Cinnafuego Toast Crunch
General Mills (2023)
The original Cinnamon Toast Crunch was one of my favorite breakfast cereals when I was a kid, but they've gotten a little crazy with variations over the years. Apple Pie Toast Crunch is only one that I've tried that I found to be as good as the original. French Toast Crunch was alright too, but all it really did for me was make me wish I had bought a box of regular Cinnamon Toast Crunch instead. When I saw that they made a limited edition flavor that had so much cinnamon that they put fire in the title, I knew I had to give it a shot.
This cereal tasted exactly like Red Hots candy. If you haven't heard of these, they're a sugar candy that has been around since the 1930's. They came in little boxes which were often on display alongside similar candies like Lemonheads, Cherry Clan, and Alexander The Grape. When I was a kid, I usually saw these sitting on the counter near the register at places like Pantry Quik or Rea & Derick next to boxes of baseball cards and Garbage Pail Kids. I can't remember if they cost a dime or a quarter, but they were pretty cheap. They were spicy, but it's a very particular kind of spicy that isn't really comparable to peppers or hot sauce. The best way I can describe them is to have you imagine the last artificially flavored cinnamon thing you've consumed, and now imagine that same thing if they used about five times more cinnamon flavoring into the batch of ingredients than it was supposed to have. That's what Red Hots were like, and Cinnafuego Toast Crunch tasted exactly the same way, but with a crispy breakfast cereal texture.

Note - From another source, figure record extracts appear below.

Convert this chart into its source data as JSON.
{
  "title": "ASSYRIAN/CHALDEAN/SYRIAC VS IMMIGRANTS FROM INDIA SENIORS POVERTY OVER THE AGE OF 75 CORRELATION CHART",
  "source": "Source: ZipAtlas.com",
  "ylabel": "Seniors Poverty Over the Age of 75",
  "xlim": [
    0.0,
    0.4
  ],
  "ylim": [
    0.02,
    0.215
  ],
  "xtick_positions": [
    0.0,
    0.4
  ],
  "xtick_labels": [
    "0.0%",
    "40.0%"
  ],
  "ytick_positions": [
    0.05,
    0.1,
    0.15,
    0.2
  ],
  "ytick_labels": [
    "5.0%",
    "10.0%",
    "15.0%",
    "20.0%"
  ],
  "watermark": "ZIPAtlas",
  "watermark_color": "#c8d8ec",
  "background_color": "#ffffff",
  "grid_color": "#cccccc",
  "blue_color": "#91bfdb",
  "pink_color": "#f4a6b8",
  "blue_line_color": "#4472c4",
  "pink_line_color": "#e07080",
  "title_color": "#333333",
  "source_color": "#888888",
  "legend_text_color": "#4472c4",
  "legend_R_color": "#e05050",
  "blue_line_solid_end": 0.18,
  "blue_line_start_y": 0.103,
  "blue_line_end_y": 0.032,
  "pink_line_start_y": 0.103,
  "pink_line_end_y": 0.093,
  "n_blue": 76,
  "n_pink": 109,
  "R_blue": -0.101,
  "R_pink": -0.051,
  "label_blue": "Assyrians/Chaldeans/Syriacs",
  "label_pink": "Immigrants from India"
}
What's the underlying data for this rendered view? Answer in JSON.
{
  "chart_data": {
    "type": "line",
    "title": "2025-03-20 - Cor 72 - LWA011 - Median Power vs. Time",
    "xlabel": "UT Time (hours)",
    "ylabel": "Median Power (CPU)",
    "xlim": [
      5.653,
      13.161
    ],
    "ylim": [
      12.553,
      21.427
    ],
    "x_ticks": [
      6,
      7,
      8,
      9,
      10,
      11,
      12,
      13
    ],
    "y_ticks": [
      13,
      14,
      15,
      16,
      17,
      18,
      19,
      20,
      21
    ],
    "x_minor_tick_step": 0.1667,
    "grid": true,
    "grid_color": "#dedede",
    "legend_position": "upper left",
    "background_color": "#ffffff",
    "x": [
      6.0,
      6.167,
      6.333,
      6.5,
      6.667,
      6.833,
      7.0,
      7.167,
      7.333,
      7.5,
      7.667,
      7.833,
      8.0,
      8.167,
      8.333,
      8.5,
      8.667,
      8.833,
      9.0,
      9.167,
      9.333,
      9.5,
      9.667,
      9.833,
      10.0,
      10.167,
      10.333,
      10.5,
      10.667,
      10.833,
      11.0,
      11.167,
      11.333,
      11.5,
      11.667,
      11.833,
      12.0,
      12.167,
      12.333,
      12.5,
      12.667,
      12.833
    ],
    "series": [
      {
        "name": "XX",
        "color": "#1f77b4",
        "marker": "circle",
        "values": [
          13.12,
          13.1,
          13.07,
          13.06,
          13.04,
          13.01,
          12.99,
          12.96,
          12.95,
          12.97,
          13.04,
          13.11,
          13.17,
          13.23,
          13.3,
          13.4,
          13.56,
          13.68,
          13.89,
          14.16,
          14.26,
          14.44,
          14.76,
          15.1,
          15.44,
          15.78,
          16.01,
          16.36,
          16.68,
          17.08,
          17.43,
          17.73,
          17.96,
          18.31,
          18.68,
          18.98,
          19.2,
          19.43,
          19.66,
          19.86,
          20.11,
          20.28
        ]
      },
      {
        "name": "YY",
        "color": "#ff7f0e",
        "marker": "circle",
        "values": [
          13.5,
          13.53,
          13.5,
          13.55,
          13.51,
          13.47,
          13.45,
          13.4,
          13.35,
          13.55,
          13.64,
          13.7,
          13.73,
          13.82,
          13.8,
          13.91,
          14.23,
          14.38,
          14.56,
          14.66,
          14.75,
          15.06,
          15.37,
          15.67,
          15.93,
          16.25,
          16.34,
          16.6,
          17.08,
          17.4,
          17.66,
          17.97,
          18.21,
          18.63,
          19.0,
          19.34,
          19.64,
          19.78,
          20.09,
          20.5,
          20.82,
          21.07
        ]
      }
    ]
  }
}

Red Hots aren't bad when you're 7 years old and you're eating 1.5 ounces of them before a little league game, however they're not a great choice when you're 42 and you pour them in a big bowl with milk for breakfast. The first spoonful was interesting. The second spoonful was nauseating. The third spoonful inspired me to grab an old grocery bag to pour the rest of the bowl into so that it didn't make a mess in the garbage can when I threw it out. It's not that it was too hot or spicy or that it burned my mouth or anything like that. It just tasted so god awful that I couldn't imagine eating the whole bowl unless there was a cash prize involved.
The best thing I can say about Cinnafuego Toast Crunch is that it's sold in relatively small 5.9 oz pouch instead of a big box so I didn't feel quite as bad about throwing it away. It's an interesting concept, and it might be alright if you used these in place of Chex to make a cinnamon trail mix, but as a breakfast cereal, this gets a thumbs down.